As of September 30, 2017, the remaining balance due upon the closing of the transaction was approximately $9.5 million (not including the Variable Amount), comprised of $2.0 million and ZAR 11.6 million ($0.9 million) due to BioTherm and ZAR 88.9 million ($6.6 million) due to minority interests. Prior to the completion of the BioTherm transaction, BioTherm is required to direct payment of all of BioTherm's pro rata share of the distributions from the Klipheuwel wind power plant to the Company, and the Company and BioTherm are required to jointly direct the release of amounts equal to BioTherm's pro rata share of the distributions from the Aries and Konkoonsies solar power plants from the escrow to the Company.
Pending receipt of the consents from the lenders to the Aries and Konkoonsies solar power plants, the Company may at its discretion direct a sale of these power plants to a third party. Due to the fact that the closing of the acquisition of these power plants did not occur by November 30, 2016, the parties have engaged in discussion to agree upon an alternative structure that would permit release of the escrowed funds as required pursuant to the applicable purchase and sale agreements. Failure to complete these acquisitions, or to reach agreement upon an alternative structure that would permit release of the escrowed funds, by November 30, 2017 would entitle BioTherm to sell the Aries and Konkoonsies solar power plants to a third party. Upon closing of a sale to a third party, all sale proceeds are required to be paid to the Company, any amounts remaining in the escrow account are required to be released to BioTherm and the Company is required to pay the remainder of the purchase price.
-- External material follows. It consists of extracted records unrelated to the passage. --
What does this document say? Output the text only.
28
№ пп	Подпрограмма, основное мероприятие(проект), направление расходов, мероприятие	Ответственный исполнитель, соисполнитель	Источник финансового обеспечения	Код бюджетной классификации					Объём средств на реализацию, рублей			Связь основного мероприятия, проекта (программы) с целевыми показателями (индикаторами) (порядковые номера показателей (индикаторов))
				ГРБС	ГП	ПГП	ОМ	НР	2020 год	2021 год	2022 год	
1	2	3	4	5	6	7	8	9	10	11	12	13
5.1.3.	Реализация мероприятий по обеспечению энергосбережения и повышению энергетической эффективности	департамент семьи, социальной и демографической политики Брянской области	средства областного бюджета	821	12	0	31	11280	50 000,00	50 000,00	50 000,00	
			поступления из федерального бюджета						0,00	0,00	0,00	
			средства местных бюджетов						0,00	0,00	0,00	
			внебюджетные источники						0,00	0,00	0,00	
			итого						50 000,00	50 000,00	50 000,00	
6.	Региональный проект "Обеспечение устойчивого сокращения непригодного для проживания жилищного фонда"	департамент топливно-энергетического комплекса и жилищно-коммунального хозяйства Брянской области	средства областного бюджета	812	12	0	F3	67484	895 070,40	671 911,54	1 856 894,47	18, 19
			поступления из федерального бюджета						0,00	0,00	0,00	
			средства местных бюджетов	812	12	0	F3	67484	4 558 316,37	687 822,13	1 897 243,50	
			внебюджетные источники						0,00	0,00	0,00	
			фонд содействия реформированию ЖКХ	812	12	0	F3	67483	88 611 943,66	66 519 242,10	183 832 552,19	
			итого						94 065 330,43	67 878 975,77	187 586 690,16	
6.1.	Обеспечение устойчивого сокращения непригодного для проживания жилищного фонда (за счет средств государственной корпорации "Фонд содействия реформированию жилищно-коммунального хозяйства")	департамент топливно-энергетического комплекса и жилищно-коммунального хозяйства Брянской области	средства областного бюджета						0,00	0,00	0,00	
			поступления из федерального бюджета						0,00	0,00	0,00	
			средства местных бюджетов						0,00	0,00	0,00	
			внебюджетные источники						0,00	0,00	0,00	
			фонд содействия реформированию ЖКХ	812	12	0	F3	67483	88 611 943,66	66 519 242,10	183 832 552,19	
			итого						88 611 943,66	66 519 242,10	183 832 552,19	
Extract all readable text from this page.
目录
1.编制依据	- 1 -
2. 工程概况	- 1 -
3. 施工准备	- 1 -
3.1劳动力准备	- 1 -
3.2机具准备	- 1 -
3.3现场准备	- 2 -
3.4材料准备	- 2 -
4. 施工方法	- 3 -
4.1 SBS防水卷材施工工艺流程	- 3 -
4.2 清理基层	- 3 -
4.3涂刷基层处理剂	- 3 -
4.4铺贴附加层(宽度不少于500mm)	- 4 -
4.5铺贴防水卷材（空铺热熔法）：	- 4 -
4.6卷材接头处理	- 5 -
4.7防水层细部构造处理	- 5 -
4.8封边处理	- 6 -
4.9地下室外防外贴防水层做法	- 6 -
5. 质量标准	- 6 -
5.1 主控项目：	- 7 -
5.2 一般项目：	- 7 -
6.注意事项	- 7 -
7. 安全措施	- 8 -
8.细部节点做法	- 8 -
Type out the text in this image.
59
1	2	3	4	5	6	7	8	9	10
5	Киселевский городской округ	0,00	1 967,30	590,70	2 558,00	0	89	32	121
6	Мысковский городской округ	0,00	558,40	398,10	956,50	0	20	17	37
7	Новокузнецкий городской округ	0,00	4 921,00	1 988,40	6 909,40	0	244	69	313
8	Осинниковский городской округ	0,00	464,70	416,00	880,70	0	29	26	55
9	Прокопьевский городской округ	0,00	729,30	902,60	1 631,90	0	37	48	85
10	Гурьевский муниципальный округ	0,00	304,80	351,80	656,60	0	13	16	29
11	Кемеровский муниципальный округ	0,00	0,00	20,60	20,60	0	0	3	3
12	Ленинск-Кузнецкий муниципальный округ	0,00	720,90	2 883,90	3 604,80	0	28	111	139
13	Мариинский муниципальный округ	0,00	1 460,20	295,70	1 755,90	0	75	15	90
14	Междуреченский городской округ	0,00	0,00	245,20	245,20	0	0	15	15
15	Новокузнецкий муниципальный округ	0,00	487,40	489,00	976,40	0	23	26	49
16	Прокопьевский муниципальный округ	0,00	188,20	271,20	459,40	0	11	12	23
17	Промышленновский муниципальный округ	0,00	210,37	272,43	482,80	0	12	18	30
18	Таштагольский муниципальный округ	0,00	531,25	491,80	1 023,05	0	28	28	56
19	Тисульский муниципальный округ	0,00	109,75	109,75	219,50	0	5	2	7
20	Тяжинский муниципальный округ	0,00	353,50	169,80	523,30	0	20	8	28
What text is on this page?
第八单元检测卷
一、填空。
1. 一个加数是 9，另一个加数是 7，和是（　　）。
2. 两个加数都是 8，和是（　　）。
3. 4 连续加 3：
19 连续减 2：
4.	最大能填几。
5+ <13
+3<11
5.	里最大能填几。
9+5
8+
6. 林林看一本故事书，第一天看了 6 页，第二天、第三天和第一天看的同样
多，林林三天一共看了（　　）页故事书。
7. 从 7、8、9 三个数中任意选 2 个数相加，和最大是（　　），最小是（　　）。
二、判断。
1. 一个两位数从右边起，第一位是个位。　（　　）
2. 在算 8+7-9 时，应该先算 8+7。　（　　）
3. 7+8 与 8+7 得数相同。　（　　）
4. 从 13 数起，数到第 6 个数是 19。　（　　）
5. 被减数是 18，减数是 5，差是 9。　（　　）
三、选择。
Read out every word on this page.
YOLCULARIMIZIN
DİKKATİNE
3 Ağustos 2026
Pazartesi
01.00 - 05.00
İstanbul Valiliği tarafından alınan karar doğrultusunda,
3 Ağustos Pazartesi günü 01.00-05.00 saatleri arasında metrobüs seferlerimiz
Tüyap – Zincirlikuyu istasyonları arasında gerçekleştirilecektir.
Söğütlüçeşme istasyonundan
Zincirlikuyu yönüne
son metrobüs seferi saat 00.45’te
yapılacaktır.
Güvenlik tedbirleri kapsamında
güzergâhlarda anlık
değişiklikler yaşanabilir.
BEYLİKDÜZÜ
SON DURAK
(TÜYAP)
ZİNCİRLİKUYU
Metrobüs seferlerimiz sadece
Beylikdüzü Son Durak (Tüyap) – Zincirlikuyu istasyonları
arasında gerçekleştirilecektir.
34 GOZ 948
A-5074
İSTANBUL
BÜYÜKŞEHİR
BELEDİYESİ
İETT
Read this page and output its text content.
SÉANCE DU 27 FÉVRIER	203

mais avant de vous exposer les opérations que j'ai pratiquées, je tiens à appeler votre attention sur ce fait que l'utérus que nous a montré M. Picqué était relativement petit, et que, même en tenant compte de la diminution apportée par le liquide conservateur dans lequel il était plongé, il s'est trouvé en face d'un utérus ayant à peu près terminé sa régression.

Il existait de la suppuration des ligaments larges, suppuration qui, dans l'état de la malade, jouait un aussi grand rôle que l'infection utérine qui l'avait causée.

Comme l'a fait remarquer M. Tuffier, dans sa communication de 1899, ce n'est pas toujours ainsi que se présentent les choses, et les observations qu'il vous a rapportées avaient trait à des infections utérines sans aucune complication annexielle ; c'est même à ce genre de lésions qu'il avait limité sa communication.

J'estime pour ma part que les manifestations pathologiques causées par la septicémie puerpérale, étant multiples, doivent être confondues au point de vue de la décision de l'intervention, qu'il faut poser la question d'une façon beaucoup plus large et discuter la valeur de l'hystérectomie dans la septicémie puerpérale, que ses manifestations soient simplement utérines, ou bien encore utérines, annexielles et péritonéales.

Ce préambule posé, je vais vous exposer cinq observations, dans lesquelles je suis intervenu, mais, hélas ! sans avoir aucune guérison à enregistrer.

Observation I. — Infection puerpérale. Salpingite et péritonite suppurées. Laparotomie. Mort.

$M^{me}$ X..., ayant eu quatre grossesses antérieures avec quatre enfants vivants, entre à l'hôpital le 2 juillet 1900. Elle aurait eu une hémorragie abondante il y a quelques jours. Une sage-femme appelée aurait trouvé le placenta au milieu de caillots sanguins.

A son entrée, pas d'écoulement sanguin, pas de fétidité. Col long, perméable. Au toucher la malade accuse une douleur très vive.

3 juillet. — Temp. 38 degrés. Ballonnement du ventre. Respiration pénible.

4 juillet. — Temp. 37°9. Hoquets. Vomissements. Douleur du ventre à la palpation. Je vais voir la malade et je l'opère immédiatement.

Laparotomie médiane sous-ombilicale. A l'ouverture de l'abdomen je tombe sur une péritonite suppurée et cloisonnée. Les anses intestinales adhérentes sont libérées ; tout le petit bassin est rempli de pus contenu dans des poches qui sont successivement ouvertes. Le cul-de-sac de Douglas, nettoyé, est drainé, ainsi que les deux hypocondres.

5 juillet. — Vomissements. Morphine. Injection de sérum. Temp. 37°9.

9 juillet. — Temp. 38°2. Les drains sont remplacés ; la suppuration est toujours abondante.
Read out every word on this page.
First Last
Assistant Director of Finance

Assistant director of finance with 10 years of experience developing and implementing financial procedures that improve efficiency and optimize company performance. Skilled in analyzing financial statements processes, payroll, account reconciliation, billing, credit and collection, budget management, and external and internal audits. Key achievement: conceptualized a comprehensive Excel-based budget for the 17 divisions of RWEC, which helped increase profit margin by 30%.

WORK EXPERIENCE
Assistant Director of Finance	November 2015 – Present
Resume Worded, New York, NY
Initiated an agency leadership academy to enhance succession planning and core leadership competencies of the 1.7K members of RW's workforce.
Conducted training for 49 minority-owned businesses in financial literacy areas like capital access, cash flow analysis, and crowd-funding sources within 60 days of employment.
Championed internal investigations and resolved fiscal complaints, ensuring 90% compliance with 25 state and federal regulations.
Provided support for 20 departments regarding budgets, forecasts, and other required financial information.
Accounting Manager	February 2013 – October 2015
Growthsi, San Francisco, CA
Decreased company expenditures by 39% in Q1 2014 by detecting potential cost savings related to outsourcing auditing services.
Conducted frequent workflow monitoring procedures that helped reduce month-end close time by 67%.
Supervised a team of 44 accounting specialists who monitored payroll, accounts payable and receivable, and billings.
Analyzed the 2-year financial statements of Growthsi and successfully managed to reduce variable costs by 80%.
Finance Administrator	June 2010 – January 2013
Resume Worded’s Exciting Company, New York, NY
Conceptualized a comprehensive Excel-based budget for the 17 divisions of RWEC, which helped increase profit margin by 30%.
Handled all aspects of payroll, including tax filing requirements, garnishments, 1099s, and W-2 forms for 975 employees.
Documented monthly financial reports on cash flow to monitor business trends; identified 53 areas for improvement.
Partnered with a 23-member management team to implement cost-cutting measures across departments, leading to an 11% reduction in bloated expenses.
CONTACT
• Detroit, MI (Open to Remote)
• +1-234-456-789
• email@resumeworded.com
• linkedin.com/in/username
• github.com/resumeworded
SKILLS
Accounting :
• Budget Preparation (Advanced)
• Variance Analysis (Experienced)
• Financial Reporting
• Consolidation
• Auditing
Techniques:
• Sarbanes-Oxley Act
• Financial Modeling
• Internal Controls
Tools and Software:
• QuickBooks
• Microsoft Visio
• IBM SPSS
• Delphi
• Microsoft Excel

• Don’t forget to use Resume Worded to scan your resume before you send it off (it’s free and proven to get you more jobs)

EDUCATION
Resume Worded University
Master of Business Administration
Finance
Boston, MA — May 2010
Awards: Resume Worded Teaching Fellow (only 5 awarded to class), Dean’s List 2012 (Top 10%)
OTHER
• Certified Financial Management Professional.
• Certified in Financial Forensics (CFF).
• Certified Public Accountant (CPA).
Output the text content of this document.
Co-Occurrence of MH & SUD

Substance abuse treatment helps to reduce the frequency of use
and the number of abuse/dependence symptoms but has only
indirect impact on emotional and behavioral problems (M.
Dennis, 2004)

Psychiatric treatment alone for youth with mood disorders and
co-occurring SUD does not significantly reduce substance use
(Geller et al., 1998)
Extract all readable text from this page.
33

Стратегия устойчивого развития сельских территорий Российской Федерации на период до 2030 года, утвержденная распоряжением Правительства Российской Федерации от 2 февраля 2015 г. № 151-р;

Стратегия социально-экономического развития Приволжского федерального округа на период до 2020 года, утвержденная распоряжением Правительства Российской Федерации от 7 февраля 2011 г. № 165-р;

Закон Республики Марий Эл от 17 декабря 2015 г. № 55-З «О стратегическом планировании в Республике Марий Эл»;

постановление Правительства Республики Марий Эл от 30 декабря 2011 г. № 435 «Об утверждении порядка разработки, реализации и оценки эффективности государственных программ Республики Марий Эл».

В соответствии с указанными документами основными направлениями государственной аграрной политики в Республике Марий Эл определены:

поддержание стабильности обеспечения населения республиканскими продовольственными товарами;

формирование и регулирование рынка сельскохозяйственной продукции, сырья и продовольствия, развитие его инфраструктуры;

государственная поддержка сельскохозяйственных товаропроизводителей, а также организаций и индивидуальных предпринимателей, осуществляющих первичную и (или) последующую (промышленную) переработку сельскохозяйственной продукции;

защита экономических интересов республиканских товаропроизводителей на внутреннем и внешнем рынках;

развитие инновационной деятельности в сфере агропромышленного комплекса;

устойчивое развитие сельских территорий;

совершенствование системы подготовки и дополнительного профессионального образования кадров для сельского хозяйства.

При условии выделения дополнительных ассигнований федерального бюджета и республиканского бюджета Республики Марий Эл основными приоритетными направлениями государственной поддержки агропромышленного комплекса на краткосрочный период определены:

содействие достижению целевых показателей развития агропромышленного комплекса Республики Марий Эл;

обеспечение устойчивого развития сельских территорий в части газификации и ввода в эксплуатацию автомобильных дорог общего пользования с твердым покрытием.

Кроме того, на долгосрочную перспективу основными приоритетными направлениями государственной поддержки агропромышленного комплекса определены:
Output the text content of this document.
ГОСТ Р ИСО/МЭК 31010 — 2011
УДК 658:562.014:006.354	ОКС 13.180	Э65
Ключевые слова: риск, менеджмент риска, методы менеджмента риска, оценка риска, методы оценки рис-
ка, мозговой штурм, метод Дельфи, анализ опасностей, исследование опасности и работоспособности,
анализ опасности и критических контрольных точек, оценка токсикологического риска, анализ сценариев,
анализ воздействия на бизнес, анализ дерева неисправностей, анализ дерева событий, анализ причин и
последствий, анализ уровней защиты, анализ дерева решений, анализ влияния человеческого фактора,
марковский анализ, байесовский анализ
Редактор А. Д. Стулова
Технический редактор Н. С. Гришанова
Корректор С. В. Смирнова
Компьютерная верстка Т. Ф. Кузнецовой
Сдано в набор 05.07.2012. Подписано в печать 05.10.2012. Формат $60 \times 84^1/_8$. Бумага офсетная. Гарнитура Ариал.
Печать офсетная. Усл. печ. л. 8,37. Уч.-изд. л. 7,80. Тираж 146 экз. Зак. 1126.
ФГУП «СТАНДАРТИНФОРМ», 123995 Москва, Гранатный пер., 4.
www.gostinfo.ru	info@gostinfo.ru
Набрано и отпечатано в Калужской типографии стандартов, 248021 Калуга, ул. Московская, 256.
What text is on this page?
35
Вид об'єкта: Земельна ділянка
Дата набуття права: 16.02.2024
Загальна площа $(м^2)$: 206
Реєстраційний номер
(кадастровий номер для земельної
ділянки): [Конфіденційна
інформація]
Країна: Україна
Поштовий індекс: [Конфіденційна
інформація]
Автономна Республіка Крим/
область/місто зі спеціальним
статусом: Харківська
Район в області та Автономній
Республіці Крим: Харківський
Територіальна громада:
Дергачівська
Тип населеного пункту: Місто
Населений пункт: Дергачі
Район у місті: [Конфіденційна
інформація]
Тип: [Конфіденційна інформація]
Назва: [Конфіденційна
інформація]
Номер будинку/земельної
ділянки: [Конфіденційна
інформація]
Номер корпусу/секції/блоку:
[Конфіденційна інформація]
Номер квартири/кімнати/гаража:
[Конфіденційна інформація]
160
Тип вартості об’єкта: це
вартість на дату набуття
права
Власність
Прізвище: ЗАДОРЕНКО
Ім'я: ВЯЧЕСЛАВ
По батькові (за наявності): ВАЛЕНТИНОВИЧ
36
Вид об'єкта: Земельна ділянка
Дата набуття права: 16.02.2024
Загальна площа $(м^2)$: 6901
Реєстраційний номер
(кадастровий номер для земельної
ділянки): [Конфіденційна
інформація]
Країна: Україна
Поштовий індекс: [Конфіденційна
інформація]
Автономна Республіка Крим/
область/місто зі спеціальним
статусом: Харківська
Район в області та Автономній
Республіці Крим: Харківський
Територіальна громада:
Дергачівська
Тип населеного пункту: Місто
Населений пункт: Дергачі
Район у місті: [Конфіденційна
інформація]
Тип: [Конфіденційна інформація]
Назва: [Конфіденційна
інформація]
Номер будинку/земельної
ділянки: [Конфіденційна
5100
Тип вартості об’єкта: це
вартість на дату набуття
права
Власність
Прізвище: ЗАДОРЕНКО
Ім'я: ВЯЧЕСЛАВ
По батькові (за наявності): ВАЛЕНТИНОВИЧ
2016 Acquisitions and Dropdowns
Dropdown of NPS Star and WXA
On February 24, 2016, SunEdison transferred to the Company a 49.0% equity interest, constituting a controlling interest and substantially all of the economic interest, in each of NPS Star and WXA, each of which consists of three solar power plants located in Thailand. These solar power plants, which achieved commercial operation in December 2015 and represent 35.6 MW of aggregate net capacity, were required to be contributed to the Company, without further payment, pursuant to the Project Investment Agreement between SunEdison and the Company.
Acquisition of Alto Cielo
On April 8, 2016, the Company completed the acquisition of a 100.0% ownership interest in the Alto Cielo solar power plant located in Uruguay with an aggregate net capacity of 26.4 MW from Solarpack Corporación Tecnológica, S.L. The power plant reached commercial operation in March 2016. The aggregate cash consideration paid for the Alto Cielo power plant was $32.3 million, of which $1.1 million was being held in escrow accounts as of September 30, 2017 until certain conditions are met.